Joseph Antin, MD
This is actually one of the first stem cell transplantation programs to be started worldwide. We did our first transplant in 1972. Back in those days very few transplants were done per year. We typically did just a few per year. Things have changed rather substantially in the past couple of decades. Now we do in the range of 550 to 570 transplantations a year.
There are two major types of transplantation that we do. The first is called autologous transplantation, meaning that the patient’s own stem cells are used. The second type of transplant that we do is allogeneic, using family members, unrelated donors, umbilical cord blood, matched donors, mismatched donors for a variety of blood diseases, leukemias, lymphomas, congenital disorders and various forms of blood, bone marrow failure. And these are principally done in a couple of situations, the first being those people who have an intrinsic bone marrow disorder. And these are commonly leukemia or other forms of bone marrow failure such as myelodysplastic syndrome or aplastic anemia or even patients who have congenital bone marrow disorder such as thalassemia or sickle cell anemia.

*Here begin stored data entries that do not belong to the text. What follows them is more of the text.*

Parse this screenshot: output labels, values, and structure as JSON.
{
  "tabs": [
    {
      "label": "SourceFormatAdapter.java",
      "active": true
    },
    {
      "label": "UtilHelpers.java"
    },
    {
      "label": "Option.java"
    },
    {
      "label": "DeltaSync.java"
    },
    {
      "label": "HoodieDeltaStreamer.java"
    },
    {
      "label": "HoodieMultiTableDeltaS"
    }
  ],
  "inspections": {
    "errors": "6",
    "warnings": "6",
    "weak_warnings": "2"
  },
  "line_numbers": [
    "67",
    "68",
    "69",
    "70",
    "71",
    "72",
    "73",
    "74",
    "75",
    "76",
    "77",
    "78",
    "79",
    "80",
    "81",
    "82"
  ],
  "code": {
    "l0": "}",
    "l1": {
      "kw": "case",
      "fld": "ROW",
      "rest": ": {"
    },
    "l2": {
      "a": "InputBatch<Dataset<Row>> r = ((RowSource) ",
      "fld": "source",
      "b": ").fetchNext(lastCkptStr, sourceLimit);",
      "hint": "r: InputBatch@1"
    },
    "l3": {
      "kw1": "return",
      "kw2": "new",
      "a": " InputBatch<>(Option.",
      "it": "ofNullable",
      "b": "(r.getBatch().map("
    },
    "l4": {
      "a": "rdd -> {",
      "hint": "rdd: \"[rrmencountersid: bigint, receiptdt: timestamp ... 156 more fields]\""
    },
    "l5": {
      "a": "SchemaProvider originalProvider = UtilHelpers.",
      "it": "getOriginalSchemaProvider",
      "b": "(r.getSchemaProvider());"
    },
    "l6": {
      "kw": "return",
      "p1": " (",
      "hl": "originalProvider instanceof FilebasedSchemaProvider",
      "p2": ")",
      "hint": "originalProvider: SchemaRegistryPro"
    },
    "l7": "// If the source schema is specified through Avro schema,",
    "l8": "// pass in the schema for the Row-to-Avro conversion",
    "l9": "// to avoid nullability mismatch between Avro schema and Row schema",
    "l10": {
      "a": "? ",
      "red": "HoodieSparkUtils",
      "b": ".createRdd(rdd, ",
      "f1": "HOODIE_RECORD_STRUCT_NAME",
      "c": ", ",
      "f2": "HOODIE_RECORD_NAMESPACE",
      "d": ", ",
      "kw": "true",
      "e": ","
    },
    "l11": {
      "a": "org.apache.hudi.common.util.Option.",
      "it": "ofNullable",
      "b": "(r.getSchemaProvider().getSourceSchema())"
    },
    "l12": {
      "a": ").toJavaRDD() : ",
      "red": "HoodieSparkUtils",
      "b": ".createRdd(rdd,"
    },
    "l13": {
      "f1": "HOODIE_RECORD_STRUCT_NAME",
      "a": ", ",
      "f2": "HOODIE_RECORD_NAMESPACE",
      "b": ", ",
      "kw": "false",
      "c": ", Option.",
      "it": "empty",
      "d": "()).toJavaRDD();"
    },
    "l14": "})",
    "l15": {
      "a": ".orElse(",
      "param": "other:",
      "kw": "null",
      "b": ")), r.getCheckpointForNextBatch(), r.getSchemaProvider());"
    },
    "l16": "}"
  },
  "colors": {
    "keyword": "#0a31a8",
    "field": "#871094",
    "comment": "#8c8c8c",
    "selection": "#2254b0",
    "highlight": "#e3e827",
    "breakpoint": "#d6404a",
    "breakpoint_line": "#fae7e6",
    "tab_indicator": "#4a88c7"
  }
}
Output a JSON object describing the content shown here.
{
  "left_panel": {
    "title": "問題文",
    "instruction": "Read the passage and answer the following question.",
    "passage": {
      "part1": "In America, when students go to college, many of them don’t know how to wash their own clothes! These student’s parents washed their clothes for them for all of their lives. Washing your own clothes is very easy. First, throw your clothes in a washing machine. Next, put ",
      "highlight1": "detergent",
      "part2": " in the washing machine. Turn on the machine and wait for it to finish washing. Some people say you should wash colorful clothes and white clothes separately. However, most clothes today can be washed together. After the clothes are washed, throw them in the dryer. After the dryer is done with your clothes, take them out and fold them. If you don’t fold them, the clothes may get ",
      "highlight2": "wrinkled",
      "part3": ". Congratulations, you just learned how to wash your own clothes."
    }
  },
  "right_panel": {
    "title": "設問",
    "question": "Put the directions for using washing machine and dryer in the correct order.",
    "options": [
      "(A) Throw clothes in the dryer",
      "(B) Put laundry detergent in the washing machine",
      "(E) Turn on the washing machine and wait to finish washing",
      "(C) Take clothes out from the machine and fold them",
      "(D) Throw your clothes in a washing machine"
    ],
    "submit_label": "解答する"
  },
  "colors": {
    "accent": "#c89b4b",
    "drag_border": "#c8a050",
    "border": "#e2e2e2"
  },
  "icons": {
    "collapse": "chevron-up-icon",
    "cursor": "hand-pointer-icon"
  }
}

So if we go back to the early days of transplantation, really the only acceptable donor was a matched sibling – which is great, matched sibling transplantation is a very effective way to go except that with the average family size in the United States of being less than two children per family, the chance of finding a matched donor in a family is less than 25 percent.
So the more people in the registry the better but there are limitations on that as well. And so over the past few years we have devoted our attention to doing transplantation using donors that are only partially matched. And that allowed us to cross HLA barriers; that is to perform successful transplantation using donors that were not fully matched. And cord blood transplantation, since the late 1980s has become a very important part of our armamentarium. But even then we didn’t have enough donors for everybody.
And over just the past few years we sort of cracked the code for how to do mismatched transplantations, that is, to use a brother or a sister who is only half matched, to use a parent as a donor for an offspring who is, for genetic purposes an obligate half-match, or a child to his parent. This is called haploidentical transplantation. And for many years we couldn’t do it. But in the past few years we solved the technical barrier to doing that, and now we can find a donor for just about everyone.
If I look back on my career in 1981, if you were 35, that was the upper age limit where we did transplantation. And that limited us to doing on the order of 20 or 30 transplants a year back in those days. Well, we recognized that it was a problem and that it was a limitation to what we were doing. And as we advanced in our understanding of the basic biology of the diseases, as we improved in our ability to provide supportive care, as we learned how to reduce the side effects of the transplantation, what we call conditioning regimens, the chemotherapy and radiation that are administered, and how better to control graft versus host disease we were able to offer transplantation to older and older people.
So now, for instance, last year we did 570 transplantations. The average age is about 55 or 60. And we’re doing transplantations up until the age of about 75, which I would never have imagined in 1981as a fellow in transplantation.
The future of transplantation, I think looks very bright. We are progressively understanding these diseases more. We are coming up with better antibiotics. As we understand the underlying biology of the diseases we’re able to target those, the frailties of the cancer cell. So while some of these newer therapies may not be curative in and of themselves they may enhance the cure rate when we combine them with transplantation and that’s one of the important places that we’re going.
This is one of the largest transplant programs in the world. And one of the advantages of being in a big program is the experience of the people who work here. Our nurses and our physicians are exposed to a large number of patients who have transplant-related complications and therefore become highly experienced in the management of these complications to a degree that I think you might not see in a smaller center.
It also gives us a critical mass of patients who have kindly volunteered to participate in research activities. And these research activities have, without question improved the outcomes of people who have gone through transplantation. And the more we can leverage that, the more effective we are and the better our outcomes become.